Uma paisagem em Põlva County, na região da Bota de Saaste, na Estónia.

“Bota de Saatse”, a última migalha do império russo

Este fragmento de 115 hectares de território russo, encravado no extremo sudeste da república báltica, atrai os turistas pela sua particularidade. Mas o seu regresso à Estónia está iminente, para grande alívio dos seus habitantes.

Publicado em 26 Agosto 2013 às 11:15
Nikita Avvakumov  | Uma paisagem em Põlva County, na região da Bota de Saaste, na Estónia.

Numa dezena de anos, a “Bota de Saatse” tornou-se a principal atração turística da comuna de Varska. Ora, o acordo fronteiriço que deverá ser ratificado em breve por Moscovo e Talin — a data foi adiada várias vezes — porá fim a esta possibilidade única de atravessar uma parte da Rússia sem precisar de visto.

Ao longo da estrada Varska-Saatse, atravessa-se território russo, mas o trecho mais conhecido é a “Bota”, ou não fosse o local onde alguns passantes foram detidos e levados para a prisão do posto de controlo mais próximo ou para Pskov [na Rússia].

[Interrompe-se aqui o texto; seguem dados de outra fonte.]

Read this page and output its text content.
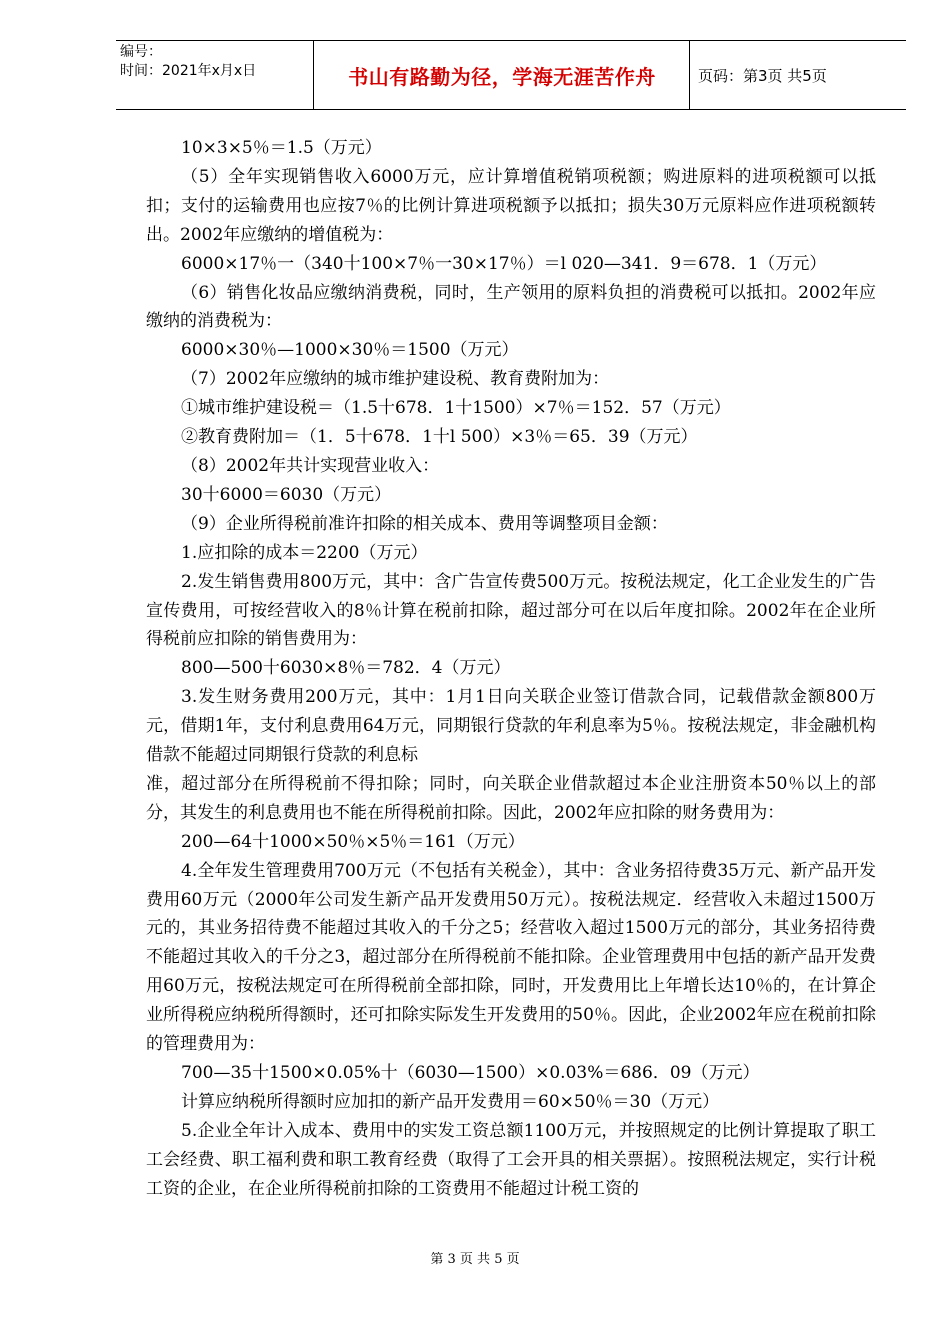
编号：
时间：2021年x月x日	书山有路勤为径，学海无涯苦作舟	页码：第3页 共5页

10×3×5％＝1.5（万元）

（5）全年实现销售收入6000万元，应计算增值税销项税额；购进原料的进项税额可以抵扣；支付的运输费用也应按7％的比例计算进项税额予以抵扣；损失30万元原料应作进项税额转出。2002年应缴纳的增值税为：

6000×17％一（340十100×7％一30×17％）＝l 020—341．9＝678．1（万元）

（6）销售化妆品应缴纳消费税，同时，生产领用的原料负担的消费税可以抵扣。2002年应缴纳的消费税为：

6000×30％—1000×30％＝1500（万元）

（7）2002年应缴纳的城市维护建设税、教育费附加为：

①城市维护建设税＝（1.5十678．1十1500）×7％＝152．57（万元）

②教育费附加＝（1．5十678．1十l 500）×3％＝65．39（万元）

（8）2002年共计实现营业收入：

30十6000＝6030（万元）

（9）企业所得税前准许扣除的相关成本、费用等调整项目金额：

1.应扣除的成本＝2200（万元）

2.发生销售费用800万元，其中：含广告宣传费500万元。按税法规定，化工企业发生的广告宣传费用，可按经营收入的8％计算在税前扣除，超过部分可在以后年度扣除。2002年在企业所得税前应扣除的销售费用为：

800—500十6030×8％＝782．4（万元）

3.发生财务费用200万元，其中：1月1日向关联企业签订借款合同，记载借款金额800万元，借期1年，支付利息费用64万元，同期银行贷款的年利息率为5％。按税法规定，非金融机构借款不能超过同期银行贷款的利息标

准，超过部分在所得税前不得扣除；同时，向关联企业借款超过本企业注册资本50％以上的部分，其发生的利息费用也不能在所得税前扣除。因此，2002年应扣除的财务费用为：

200—64十1000×50％×5％＝161（万元）

4.全年发生管理费用700万元（不包括有关税金），其中：含业务招待费35万元、新产品开发费用60万元（2000年公司发生新产品开发费用50万元）。按税法规定．经营收入未超过1500万元的，其业务招待费不能超过其收入的千分之5；经营收入超过1500万元的部分，其业务招待费不能超过其收入的千分之3，超过部分在所得税前不能扣除。企业管理费用中包括的新产品开发费用60万元，按税法规定可在所得税前全部扣除，同时，开发费用比上年增长达10％的，在计算企业所得税应纳税所得额时，还可扣除实际发生开发费用的50％。因此，企业2002年应在税前扣除的管理费用为：

700—35十1500×0.05%十（6030—1500）×0.03%＝686．09（万元）

计算应纳税所得额时应加扣的新产品开发费用＝60×50％＝30（万元）

5.企业全年计入成本、费用中的实发工资总额1100万元，并按照规定的比例计算提取了职工工会经费、职工福利费和职工教育经费（取得了工会开具的相关票据）。按照税法规定，实行计税工资的企业，在企业所得税前扣除的工资费用不能超过计税工资的

第 3 页 共 5 页
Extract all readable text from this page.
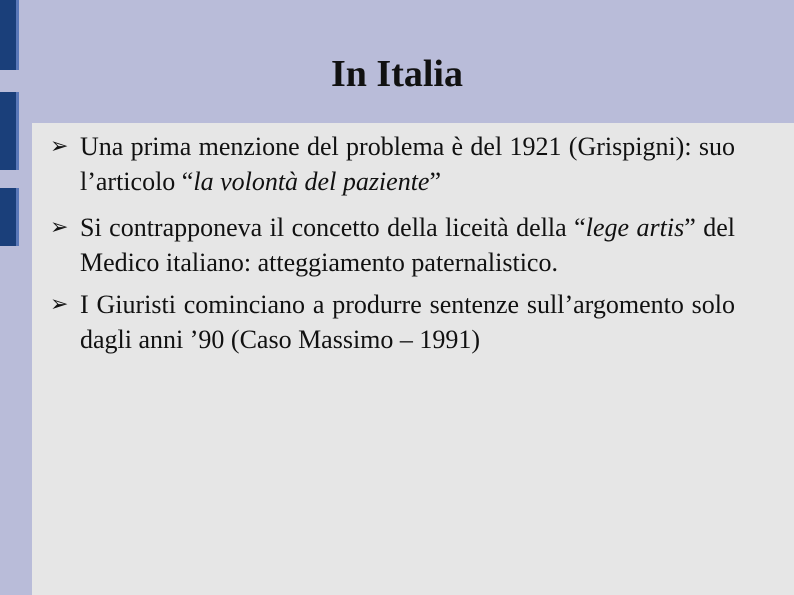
In Italia
➢ Una prima menzione del problema è del 1921 (Grispigni): suo l’articolo “la volontà del paziente”
➢ Si contrapponeva il concetto della liceità della “lege artis” del Medico italiano: atteggiamento paternalistico.
➢ I Giuristi cominciano a produrre sentenze sull’argomento solo dagli anni ’90 (Caso Massimo – 1991)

“À beira da estrada, há cartazes russos ao lado dos quais os turistas gostam de se fazer fotografar, mesmo que se trate de uma infração”, diz Andres Oimar, que aqui trabalha como guarda fronteiriço desde a década de 1990. “Ainda no mês passado, um britânico estava a preparar-se para fotografar este cartaz. Conseguimos apanhá-lo mesmo antes de atravessar a linha de controlo” [a fronteira].

[[Os painéis de sinalização “estacionamento proibido” e mesmo os de “proibido a peões” estão, de facto, colocados à entrada do território russo]]. A travessia só é permitida se for feita com um meio de transporte, quer seja um carro, uma bicicleta ou até mesmo um burro.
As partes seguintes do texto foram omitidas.